中国残留孤児とは、1945年の敗戦時、特に1945年8月8日のソ連参戦以降、ソ連軍に追われ、捕まることを怖れた、「満州」に入植した民間人の皆さんが、現地に遺棄した子ども達を指します。

集団でソ連兵に見つからないように、昼間はどこかに隠れ、夜間に移動したそうですが、子どもの泣き声は見つけられてしまうもとですから、御法度です。親としては連れて行きたくとも仲間を道連れにするわけにはいきません。

こうして、現地中国の人達に子を預け、帰国した人たち、子どもを手放しはしなかったけれども、栄養不良で乳が出ず、貰い乳も出来ないために子を死なせてしまった人達が大勢出たのです。

旧満州以外の地方にも、数は少なくなりますが、現地に残された残留孤児たちがおりました。ここに記す1981年は、今日から見ると34年前、敗戦から36年目です。孤児達は40歳前後に達しています。親御さんの年齢を考えるとぎりぎりのタイミングだったといえましょう。

この残留孤児達の肉親探しの第1陣が、この日日本に到着したのです。来日した孤児達は総勢47人、推計1万人はくだらないとされる孤児総数からすると、微々たる人数でしたが、代々木の青少年センター(東京五輪の選手村を改装した施設です)に宿泊して、僅かな記憶を手懸りに肉親探しを続けました。



残留孤児及び残留邦人の来日事業は、1999(平成11)年の30回目の肉親捜しを最後に、一応打ち切られたのですが、その後も、新たに残留孤児、残留邦人が判明する毎に、集団一時帰国と調査が行われており、一番最近は2012(24)年に25名の方が来日しています。

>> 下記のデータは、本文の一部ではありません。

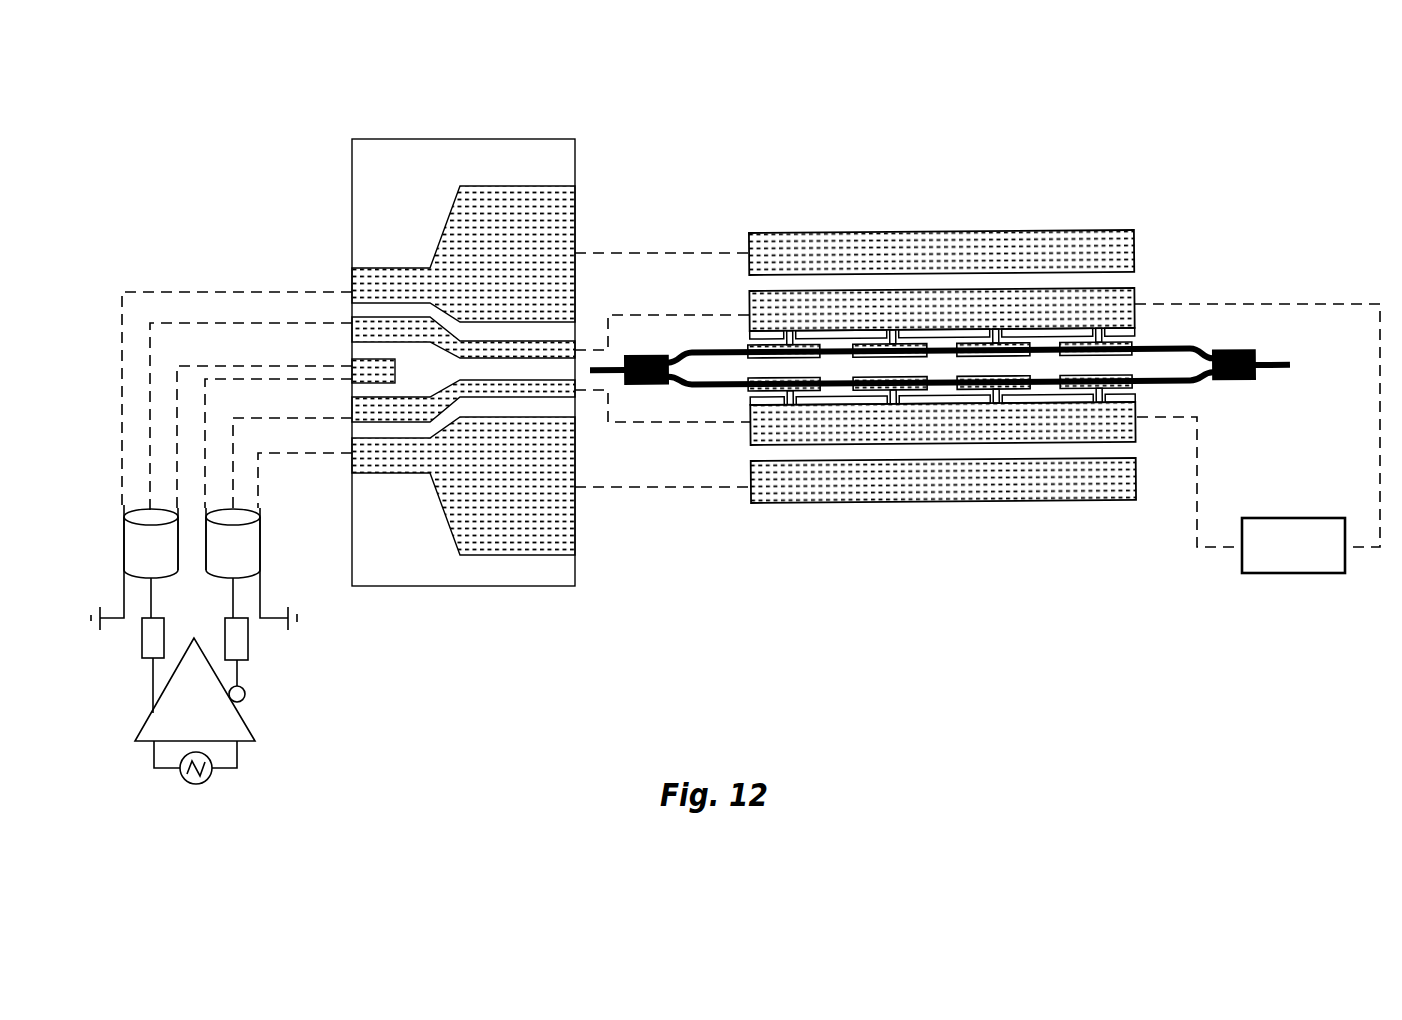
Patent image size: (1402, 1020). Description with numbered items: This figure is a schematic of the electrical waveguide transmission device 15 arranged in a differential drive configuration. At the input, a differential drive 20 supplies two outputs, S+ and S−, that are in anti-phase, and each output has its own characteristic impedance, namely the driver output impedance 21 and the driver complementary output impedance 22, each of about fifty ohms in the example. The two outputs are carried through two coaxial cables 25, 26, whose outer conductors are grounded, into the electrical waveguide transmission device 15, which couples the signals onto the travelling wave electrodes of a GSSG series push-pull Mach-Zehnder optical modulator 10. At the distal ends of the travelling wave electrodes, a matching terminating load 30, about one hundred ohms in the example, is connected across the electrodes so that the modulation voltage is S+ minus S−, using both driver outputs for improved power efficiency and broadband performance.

The optical modulator 10 is at (952, 214).
The electrical waveguide transmission device 15 is at (451, 136).
The differential drive 20 is at (185, 716).
The driver output impedance 21 is at (142, 636).
The driver complementary output impedance 22 is at (248, 641).
The coaxial cable 25 is at (135, 544).
The coaxial cable 26 is at (253, 543).
The matching terminating load 30 is at (1286, 560).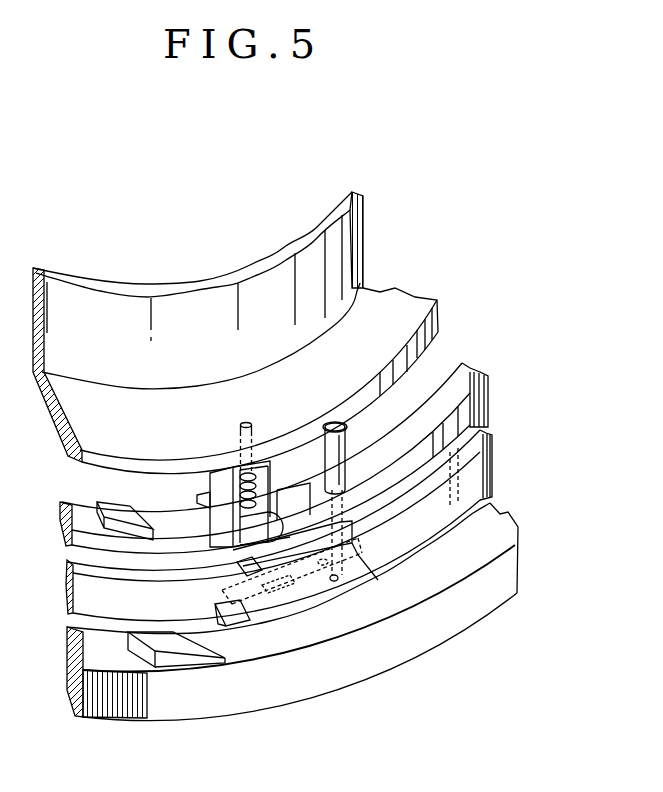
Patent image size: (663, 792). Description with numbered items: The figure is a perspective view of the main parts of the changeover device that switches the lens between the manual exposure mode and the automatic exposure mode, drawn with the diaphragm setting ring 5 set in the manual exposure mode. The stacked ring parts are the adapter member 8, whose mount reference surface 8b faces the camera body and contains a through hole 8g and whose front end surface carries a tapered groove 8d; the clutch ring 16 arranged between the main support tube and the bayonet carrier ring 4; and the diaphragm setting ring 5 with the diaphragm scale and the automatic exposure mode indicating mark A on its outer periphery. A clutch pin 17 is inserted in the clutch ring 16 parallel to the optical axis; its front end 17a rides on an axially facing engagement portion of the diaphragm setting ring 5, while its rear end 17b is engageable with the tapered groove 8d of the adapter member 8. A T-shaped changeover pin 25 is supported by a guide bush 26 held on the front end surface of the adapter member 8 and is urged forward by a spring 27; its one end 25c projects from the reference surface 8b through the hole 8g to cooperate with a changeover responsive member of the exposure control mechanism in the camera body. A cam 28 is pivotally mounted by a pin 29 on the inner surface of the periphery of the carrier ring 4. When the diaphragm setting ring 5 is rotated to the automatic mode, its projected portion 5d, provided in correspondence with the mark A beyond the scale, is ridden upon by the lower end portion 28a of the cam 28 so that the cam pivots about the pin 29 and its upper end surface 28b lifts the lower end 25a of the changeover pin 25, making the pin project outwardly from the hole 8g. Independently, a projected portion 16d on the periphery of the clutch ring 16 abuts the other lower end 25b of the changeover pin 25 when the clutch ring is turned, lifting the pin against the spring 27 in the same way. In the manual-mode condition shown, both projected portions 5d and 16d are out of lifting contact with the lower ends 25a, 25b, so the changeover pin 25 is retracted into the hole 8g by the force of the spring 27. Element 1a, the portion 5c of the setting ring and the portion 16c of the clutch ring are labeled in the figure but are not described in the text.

孤児達の大部分は日本に永住帰国していますが、言葉と習慣の壁に悩み、生活面の悩みも多く、低賃金に甘んじた最低辺の暮しを強いられているのが現実です。平成24年度の調査によれば、帰国した方々のなんと8割強が、生活保護を受給して、かろうじて家族の生活を支えているのが現実です。

そして今もなお、中国で暮す残留孤児やその2世、3世が存在していることも忘れてならないことです。ここにも隠された戦争の1面があることを忘れてはならないと、私は考えています。

当時の軍部が自分たちのメンツに拘らずに、連合国の発表直後にポツダム宣言を受諾していれば、ソ連の参戦も、2発の原爆投下もなかったことになります。とすれば、中国残留孤児も大幅に減っていたか1人も出なかったことになります。勿論北朝鮮と韓国という分断された国家が分立することも起こり得なかったのですから、当然拉致問題などが発生することもありえなかったのです。

そう考える故に、私は旧軍部の戦争責任の追及は、今日でも緩めてはならないと考えています。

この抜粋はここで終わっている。